Lists over 100 rows virtualize automatically — 1,000 rich items keep only ~11 rows in the DOM, and rendered rows are cached per option.

🖼️

Rich items

Built-in avatar and description fields render avatar + label + subtext layouts with zero templates — and they're XSS-safe.

🎨

Fully themeable

Styling is driven entirely by CSS variables. A dark theme ships out of the box; custom templates give you full HTML control.

Accessible

ARIA combobox/listbox semantics, aria-activedescendant, and complete keyboard navigation are built in, not bolted on.

🏷️

Tags & multi-select

Multiple selection with removable, drag-to-reorder tags, and allowCreate to add options from free text.

🌐

Async data

Debounced AJAX loading with a transform hook, stale-response guarding, and optional infinite-scroll pagination.

🌲

Tree select

Nested children with expand/collapse and cascading multi-select — purely additive on top of flat lists.

🧩

Plugin architecture

Extend behavior with lifecycle hooks (onInit, onOpen, onClose, onDestroy) instead of forking the core.

📦

Zero dependencies

Written in strict TypeScript, ships ESM + CJS + IIFE bundles with type declarations. Works with every framework.

Migrating from Select2?

There's a full option/event/method mapping table and a step-by-step checklist.

Read the migration guide

Frequently asked questions

Is Forge Select a drop-in replacement for Select2?

Forge Select is a drop-in-concept replacement, not a byte-for-byte API clone: it covers Select2's core ideas (searchable dropdowns, tags, AJAX, templates) with a smaller, framework-agnostic API. See the Migration from Select2 guide for the full option/event/method mapping.

Does Forge Select have any dependencies?

No. Forge Select has zero runtime dependencies — it's written in strict TypeScript and ships ESM, CJS, and IIFE bundles with type declarations, so it works with any framework or none.

Can Forge Select handle large option lists?

Yes.
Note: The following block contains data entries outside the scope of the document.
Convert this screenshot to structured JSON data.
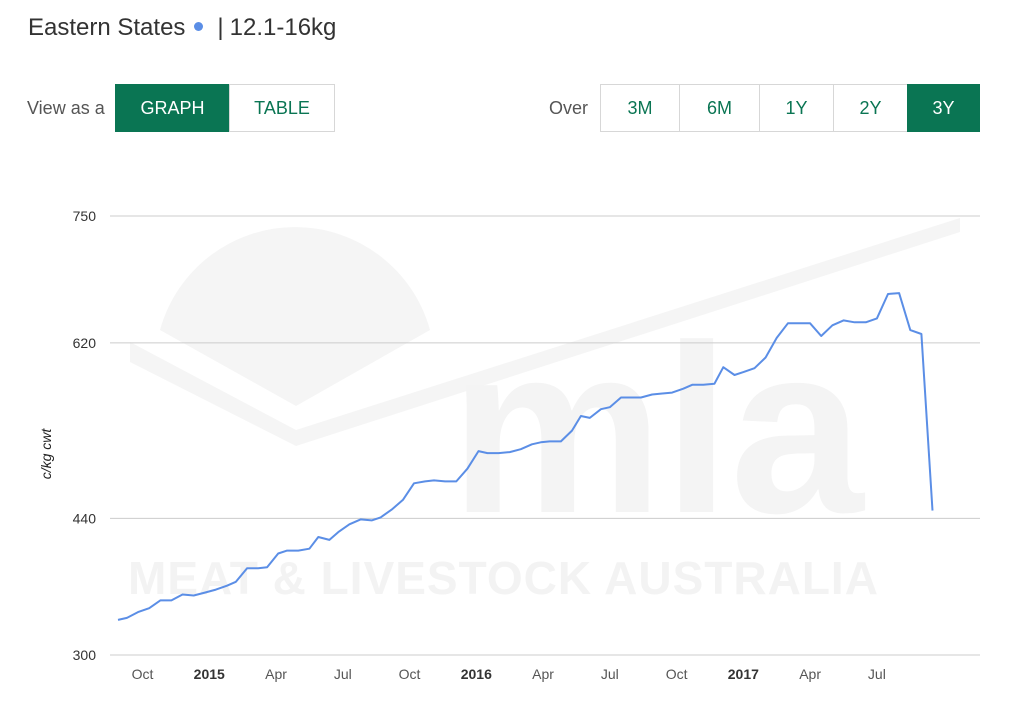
{
  "header": {
    "region": "Eastern States",
    "separator": "|",
    "category": "12.1-16kg",
    "series_color": "#5b8ee6"
  },
  "view_controls": {
    "label": "View as a",
    "options": [
      "GRAPH",
      "TABLE"
    ],
    "selected": "GRAPH"
  },
  "range_controls": {
    "label": "Over",
    "options": [
      "3M",
      "6M",
      "1Y",
      "2Y",
      "3Y"
    ],
    "selected": "3Y"
  },
  "colors": {
    "accent": "#0a7553",
    "line": "#5b8ee6",
    "grid": "#cccccc"
  },
  "watermark": {
    "logo": "mla",
    "text": "MEAT & LIVESTOCK AUSTRALIA"
  },
  "chart_data": {
    "type": "line",
    "ylabel": "c/kg cwt",
    "yticks": [
      300,
      440,
      620,
      750
    ],
    "ylim": [
      300,
      750
    ],
    "xticks": [
      {
        "label": "Oct",
        "t": 3,
        "year": false
      },
      {
        "label": "2015",
        "t": 6,
        "year": true
      },
      {
        "label": "Apr",
        "t": 9,
        "year": false
      },
      {
        "label": "Jul",
        "t": 12,
        "year": false
      },
      {
        "label": "Oct",
        "t": 15,
        "year": false
      },
      {
        "label": "2016",
        "t": 18,
        "year": true
      },
      {
        "label": "Apr",
        "t": 21,
        "year": false
      },
      {
        "label": "Jul",
        "t": 24,
        "year": false
      },
      {
        "label": "Oct",
        "t": 27,
        "year": false
      },
      {
        "label": "2017",
        "t": 30,
        "year": true
      },
      {
        "label": "Apr",
        "t": 33,
        "year": false
      },
      {
        "label": "Jul",
        "t": 36,
        "year": false
      }
    ],
    "xlim": [
      1.9,
      39.6
    ],
    "grid": true,
    "legend": "none",
    "series": [
      {
        "color": "#5b8ee6",
        "points": [
          [
            1.9,
            336
          ],
          [
            2.3,
            338
          ],
          [
            2.8,
            344
          ],
          [
            3.3,
            348
          ],
          [
            3.8,
            356
          ],
          [
            4.3,
            356
          ],
          [
            4.8,
            362
          ],
          [
            5.3,
            361
          ],
          [
            5.8,
            364
          ],
          [
            6.3,
            367
          ],
          [
            6.8,
            371
          ],
          [
            7.2,
            375
          ],
          [
            7.7,
            389
          ],
          [
            8.2,
            389
          ],
          [
            8.6,
            390
          ],
          [
            9.1,
            404
          ],
          [
            9.5,
            407
          ],
          [
            10.0,
            407
          ],
          [
            10.5,
            409
          ],
          [
            10.9,
            421
          ],
          [
            11.4,
            418
          ],
          [
            11.8,
            426
          ],
          [
            12.3,
            434
          ],
          [
            12.8,
            439
          ],
          [
            13.3,
            438
          ],
          [
            13.7,
            441
          ],
          [
            14.2,
            449
          ],
          [
            14.7,
            459
          ],
          [
            15.2,
            476
          ],
          [
            15.7,
            478
          ],
          [
            16.1,
            479
          ],
          [
            16.6,
            478
          ],
          [
            17.1,
            478
          ],
          [
            17.6,
            491
          ],
          [
            18.1,
            509
          ],
          [
            18.5,
            507
          ],
          [
            19.0,
            507
          ],
          [
            19.5,
            508
          ],
          [
            20.0,
            511
          ],
          [
            20.5,
            516
          ],
          [
            20.9,
            518
          ],
          [
            21.3,
            519
          ],
          [
            21.8,
            519
          ],
          [
            22.3,
            530
          ],
          [
            22.7,
            545
          ],
          [
            23.1,
            543
          ],
          [
            23.6,
            552
          ],
          [
            24.0,
            554
          ],
          [
            24.5,
            564
          ],
          [
            25.0,
            564
          ],
          [
            25.4,
            564
          ],
          [
            25.9,
            567
          ],
          [
            26.3,
            568
          ],
          [
            26.8,
            569
          ],
          [
            27.3,
            573
          ],
          [
            27.7,
            577
          ],
          [
            28.2,
            577
          ],
          [
            28.7,
            578
          ],
          [
            29.1,
            595
          ],
          [
            29.6,
            587
          ],
          [
            30.0,
            590
          ],
          [
            30.5,
            594
          ],
          [
            31.0,
            605
          ],
          [
            31.5,
            625
          ],
          [
            32.0,
            640
          ],
          [
            32.5,
            640
          ],
          [
            33.0,
            640
          ],
          [
            33.5,
            627
          ],
          [
            34.0,
            638
          ],
          [
            34.5,
            643
          ],
          [
            35.0,
            641
          ],
          [
            35.5,
            641
          ],
          [
            36.0,
            645
          ],
          [
            36.5,
            670
          ],
          [
            37.0,
            671
          ],
          [
            37.5,
            633
          ],
          [
            38.0,
            629
          ],
          [
            38.5,
            448
          ]
        ]
      }
    ]
  }
}
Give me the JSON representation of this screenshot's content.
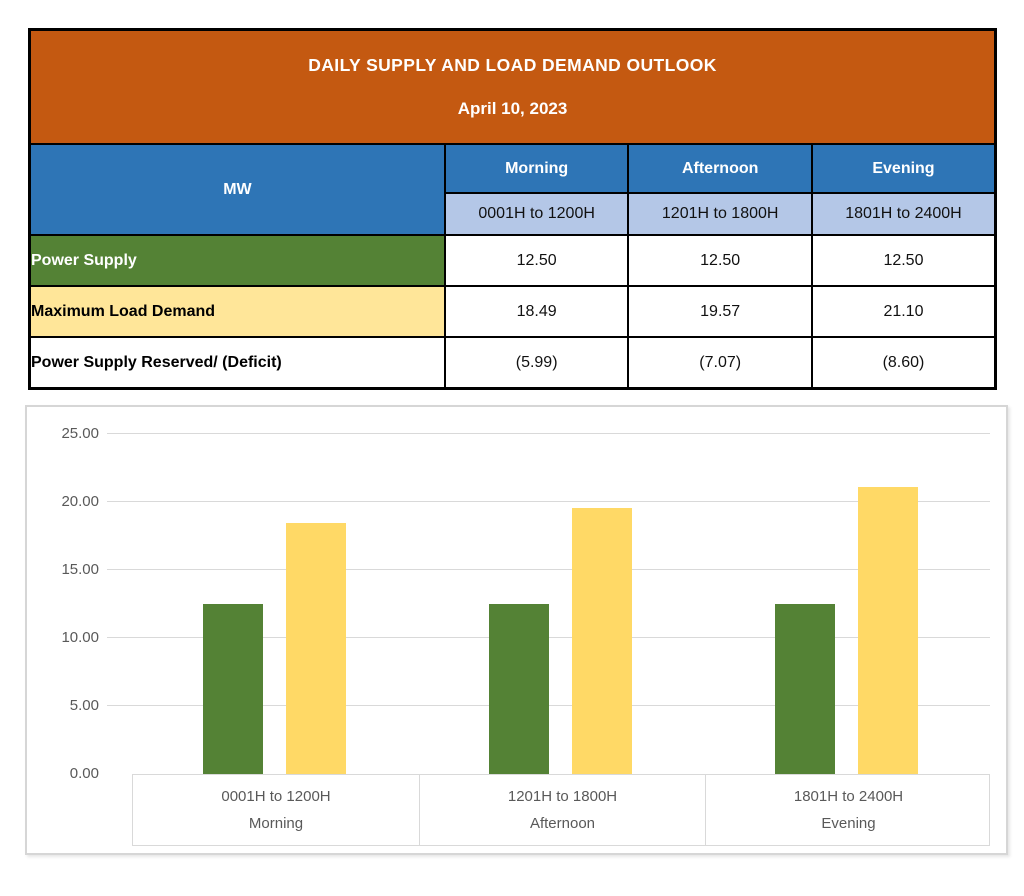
{
  "table": {
    "title": "DAILY SUPPLY AND LOAD DEMAND OUTLOOK",
    "date": "April 10, 2023",
    "unit_label": "MW",
    "periods": [
      {
        "name": "Morning",
        "range": "0001H to 1200H"
      },
      {
        "name": "Afternoon",
        "range": "1201H to 1800H"
      },
      {
        "name": "Evening",
        "range": "1801H to 2400H"
      }
    ],
    "rows": [
      {
        "label": "Power Supply",
        "values": [
          "12.50",
          "12.50",
          "12.50"
        ]
      },
      {
        "label": "Maximum Load Demand",
        "values": [
          "18.49",
          "19.57",
          "21.10"
        ]
      },
      {
        "label": "Power Supply Reserved/ (Deficit)",
        "values": [
          "(5.99)",
          "(7.07)",
          "(8.60)"
        ]
      }
    ]
  },
  "colors": {
    "header_orange": "#C45911",
    "header_blue": "#2E75B6",
    "subheader_light_blue": "#B4C7E7",
    "supply_green": "#548235",
    "demand_light_yellow": "#FFE699",
    "bar_green": "#548235",
    "bar_yellow": "#FFD966",
    "grid_gray": "#D9D9D9",
    "axis_text_gray": "#595959"
  },
  "chart_data": {
    "type": "bar",
    "title": "",
    "xlabel": "",
    "ylabel": "",
    "ylim": [
      0,
      25
    ],
    "grid": true,
    "legend": "none",
    "yticks": [
      {
        "value": 0,
        "label": "0.00"
      },
      {
        "value": 5,
        "label": "5.00"
      },
      {
        "value": 10,
        "label": "10.00"
      },
      {
        "value": 15,
        "label": "15.00"
      },
      {
        "value": 20,
        "label": "20.00"
      },
      {
        "value": 25,
        "label": "25.00"
      }
    ],
    "categories": [
      {
        "range": "0001H to 1200H",
        "period": "Morning"
      },
      {
        "range": "1201H to 1800H",
        "period": "Afternoon"
      },
      {
        "range": "1801H to 2400H",
        "period": "Evening"
      }
    ],
    "series": [
      {
        "name": "Power Supply",
        "slug": "power-supply",
        "color_key": "bar_green",
        "values": [
          12.5,
          12.5,
          12.5
        ]
      },
      {
        "name": "Maximum Load Demand",
        "slug": "max-load-demand",
        "color_key": "bar_yellow",
        "values": [
          18.49,
          19.57,
          21.1
        ]
      }
    ]
  }
}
Lists over 100 rows virtualize automatically — rendering only the visible rows plus a small buffer — and rendered row content is cached per option, so lists with thousands of items stay fast.

Is Forge Select accessible?

Yes. Forge Select implements ARIA combobox/listbox semantics, aria-activedescendant, and full keyboard navigation out of the box.

Does Forge Select work with React, Vue, Angular, or Svelte?

Forge Select is framework-agnostic vanilla JavaScript/TypeScript, so it can be mounted inside any framework today. Official wrapper packages are available for React (forge-select-react) and Vue (forge-select-vue) with controlled value/v-model support; Angular and Svelte wrappers are on the roadmap.

Can I reorder selected tags by dragging them?

Yes. Set sortable: true on a multiple select to let users drag tags into a new order with mouse, touch, or pen, or use Alt+Left/Alt+Right when a tag has keyboard focus.

Is Forge Select production-ready?

Forge Select is pre-1.0 (currently 0.2.0). The core API — options, methods, and events — is functional and tested, but the API may still change before a stable 1.0 release.